A devotional thought from Mike Cosper for “Created to Rule”
It often surprises people, but one of the first things I think of when I think about being image bearers who reign over creation is football. Not the works of Shakespeare or Frank Lloyd Wright, not Bach or Sir Isaac Newton, but Peyton Manning on a fourth and a million, hitting an open receiver when it seems impossible. That, it seems to me, is the image of God on display.
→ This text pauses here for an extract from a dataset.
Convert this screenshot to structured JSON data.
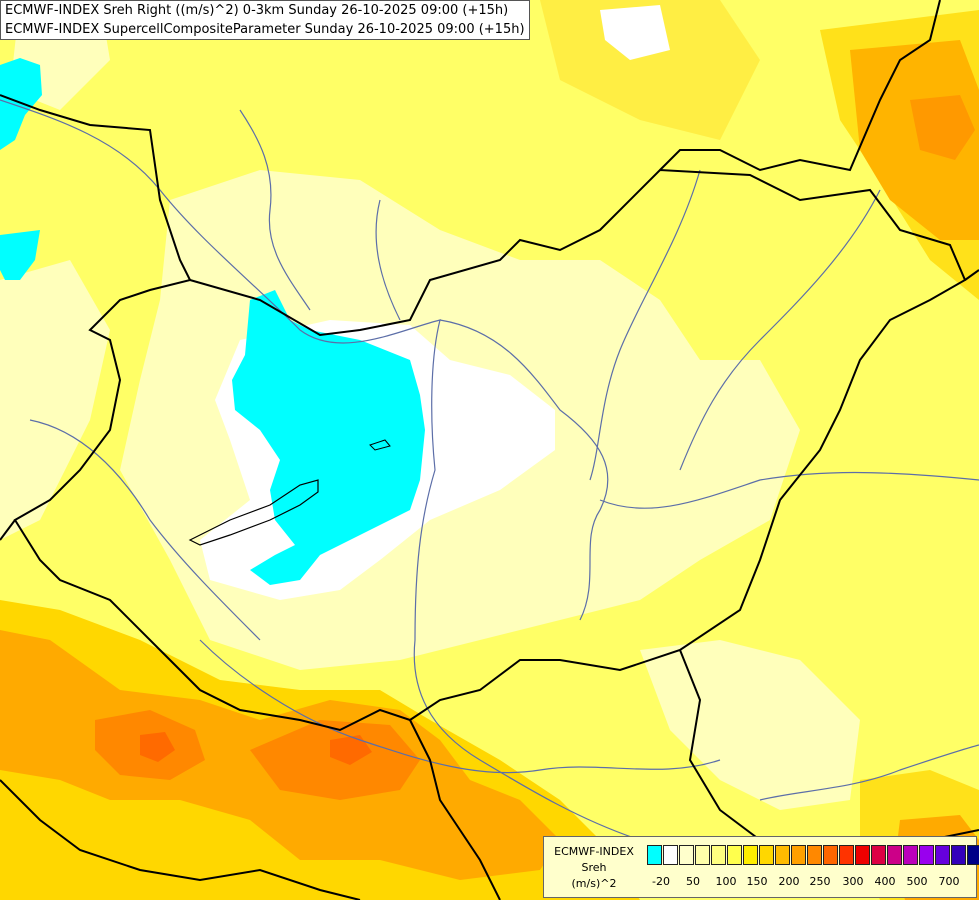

You might think I’m being funny or sarcastic, but I’m not. In such a situation, there is a combination of mental and physical acuity that displays the heights of human ability. Everything happens in an instant, wherein the quarterback observes and accounts for the movement of 22 people at once—like an entire chess game played in 5 or 6 seconds. He can do this because of years of watching game film and studying plays. That knowledge enables him—again, in an instant—to identify points of weakness in the defense and identify a target.
The throw itself is another wondrous achievement. The ball has to move on a perfect trajectory with a margin of error that’s a matter of inches. The quarterback has no time to think about his throw, so he relies on years of practice and muscle memory to reflexively dial in the right speed, angle, and timing of the throw. And with the great quarterbacks, they make it. Such a performance is the convergence of years of study and practice, all in a body that’s been fine-tuned into a machine.
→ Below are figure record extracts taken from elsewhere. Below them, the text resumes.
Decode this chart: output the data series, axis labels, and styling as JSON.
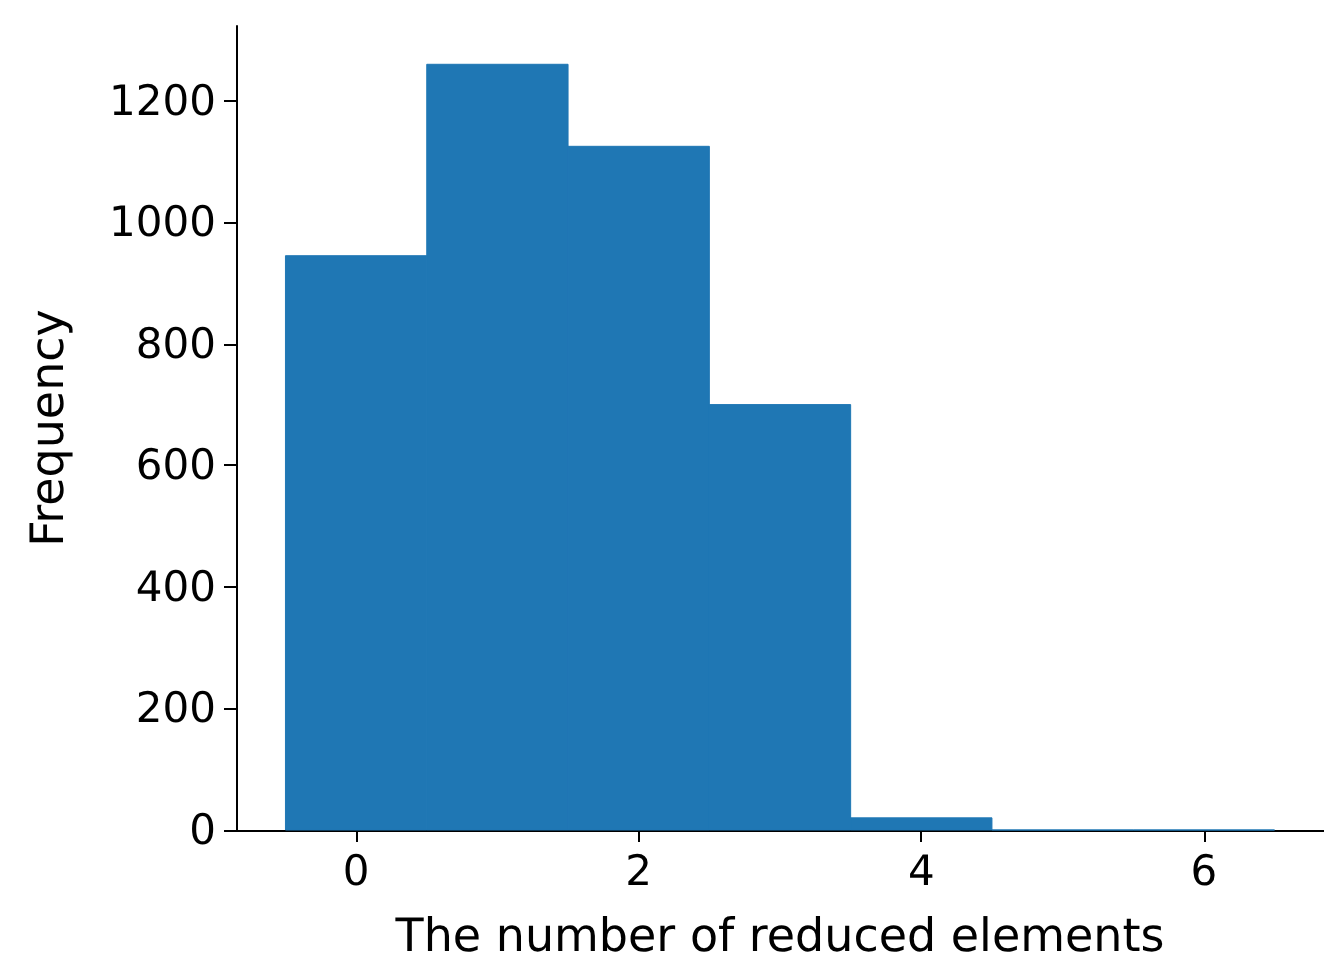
{
  "chart_data": {
    "type": "histogram",
    "xlabel": "The number of reduced elements",
    "ylabel": "Frequency",
    "bins": [
      -0.5,
      0.5,
      1.5,
      2.5,
      3.5,
      4.5,
      5.5,
      6.5
    ],
    "values": [
      945,
      1260,
      1125,
      700,
      20,
      0,
      0
    ],
    "color": "#1f77b4",
    "xlim": [
      -0.85,
      6.85
    ],
    "xticks": [
      0,
      2,
      4,
      6
    ],
    "ylim": [
      0,
      1323
    ],
    "yticks": [
      0,
      200,
      400,
      600,
      800,
      1000,
      1200
    ],
    "grid": false
  }
}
Maybe these moments—like a hole in one in golf or a triple double in the NBA—are simply a glimpse of life the way it was meant to be. Maybe this is the height of what it means for God to tell us to rule over creation—including our own minds, bodies, and reflexes. Maybe it is just a glimpse of what the psalmist meant when he extolled, “I will praise You because I have been remarkably and wonderfully made” (Ps. 139:14).
Pause and Reflect
• What kinds of expertise have you seen that reflect human rule over creation?
• Have you ever seen or personally experienced that kind of “effortless mastery”? How does such an experience reflect our rule over creation?